Well, Paris Fashion Week for Fall-Winter '13-'14 closed yesterday and here are the last little dregs of some details I found interesting but not enough to post the entire collection...
Mugler showed a collection that was a tiny bit scary since it reminded me so much of the mean-spirited, Fascistic film "Starship Troopers." The insignia on the tops are a logo for "Mugl-air," a fictitious flying company, and they look sharp and serious. But no fashion editor or writer I have come across so far has had a thing to say about the big pink triangle, a symbol for the gay and lesbian community. And ya gotta love the pink bullet proof vest/parachute pack...
Speaking of parachute packs and airplanes, I liked the seat belt buckle that cinched waists on sport jackets and acted as toggles for coats at Dior. Just look at the mystical pyramid in a circle. Does the emblem have a metaphysical/alchemical meaning or is it a symbol of some future society?
Mugler and Dior conceptually segues nicely into the odd color straps spanning lapels at Raf Simons.
And speaking of future societies, Issey Miyake created some foiled rain wear that looks like it is straight out of "Fahrenheit 451."
Shifting gears to something more romantic, Vuitton showed some gorgeous pieces based on Bhutan silk brocade. Creative director Kim Jones went to the Himalayas to research this collection and the luxurious evening wear that resulted was certainly worth it.
Alexis Mabille showed a really cute detail in his collection: a string tie with tassels. (The artist in me thinks, "I could make that!" I can't cut patterns or sew, but I could put some tassels on the end of a string!)
Jean Paul Gaultier's show was cheeky, taking place in neon lined cubicles reminscent of pay-per-view strip booths. And indeed, each model came out and provocatively stripped down. The funny part is they were wearing classic men's wear patterns. Pin stripes have been everywhere at Paris Fashion Week and in Milano...

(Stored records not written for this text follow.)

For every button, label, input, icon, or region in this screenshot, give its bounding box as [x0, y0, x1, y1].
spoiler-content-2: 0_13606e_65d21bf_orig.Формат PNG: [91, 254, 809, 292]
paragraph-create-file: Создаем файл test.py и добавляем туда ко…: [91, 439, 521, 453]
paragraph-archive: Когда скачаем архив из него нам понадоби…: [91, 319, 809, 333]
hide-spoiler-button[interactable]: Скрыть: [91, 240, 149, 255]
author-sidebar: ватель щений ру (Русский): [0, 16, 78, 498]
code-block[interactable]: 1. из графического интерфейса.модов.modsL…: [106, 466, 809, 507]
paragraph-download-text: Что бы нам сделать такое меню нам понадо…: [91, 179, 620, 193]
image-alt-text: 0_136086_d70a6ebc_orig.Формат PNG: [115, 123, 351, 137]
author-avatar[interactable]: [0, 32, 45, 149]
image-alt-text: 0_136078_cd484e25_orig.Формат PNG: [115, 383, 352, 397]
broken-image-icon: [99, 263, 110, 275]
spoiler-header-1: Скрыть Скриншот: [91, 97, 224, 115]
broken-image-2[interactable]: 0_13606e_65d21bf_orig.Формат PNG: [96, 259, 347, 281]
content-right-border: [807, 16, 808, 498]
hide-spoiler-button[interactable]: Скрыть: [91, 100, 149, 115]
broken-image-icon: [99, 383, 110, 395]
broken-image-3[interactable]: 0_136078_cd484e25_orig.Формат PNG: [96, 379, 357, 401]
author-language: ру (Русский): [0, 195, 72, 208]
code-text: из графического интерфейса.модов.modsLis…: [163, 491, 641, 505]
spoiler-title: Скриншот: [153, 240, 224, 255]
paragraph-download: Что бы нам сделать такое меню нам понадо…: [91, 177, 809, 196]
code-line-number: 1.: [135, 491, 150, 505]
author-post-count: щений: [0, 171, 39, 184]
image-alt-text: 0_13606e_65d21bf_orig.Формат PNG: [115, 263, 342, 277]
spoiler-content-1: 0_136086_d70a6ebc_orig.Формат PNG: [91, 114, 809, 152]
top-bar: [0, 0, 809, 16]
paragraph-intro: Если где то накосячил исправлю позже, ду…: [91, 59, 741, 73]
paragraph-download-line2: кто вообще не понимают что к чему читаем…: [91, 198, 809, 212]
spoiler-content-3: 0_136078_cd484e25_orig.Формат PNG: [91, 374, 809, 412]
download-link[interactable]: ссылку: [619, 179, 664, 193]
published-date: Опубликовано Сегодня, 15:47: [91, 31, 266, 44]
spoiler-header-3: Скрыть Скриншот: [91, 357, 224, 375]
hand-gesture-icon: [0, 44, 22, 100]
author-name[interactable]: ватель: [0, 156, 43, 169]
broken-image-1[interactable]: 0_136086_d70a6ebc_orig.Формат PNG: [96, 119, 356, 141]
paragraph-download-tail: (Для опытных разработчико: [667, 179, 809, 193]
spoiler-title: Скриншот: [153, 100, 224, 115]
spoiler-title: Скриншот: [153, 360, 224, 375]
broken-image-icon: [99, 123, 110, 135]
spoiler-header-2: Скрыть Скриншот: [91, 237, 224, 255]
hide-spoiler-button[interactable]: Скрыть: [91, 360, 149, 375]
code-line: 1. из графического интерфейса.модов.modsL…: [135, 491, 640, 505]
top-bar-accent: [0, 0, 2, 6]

And finally, Junya Watanabe usually incorporates some kind of work wear or a theme of the laborer into his collections. This time he took us back to immigrants on the Lower East Side of New York, and to the Great Depression with men proudly wearing patched jackets and pants, cobbled together from other threadbare pieces. And aren't we all living through the Second Great Depression... Watanabe seems to be saying that times may be tough, but we still have our dignity.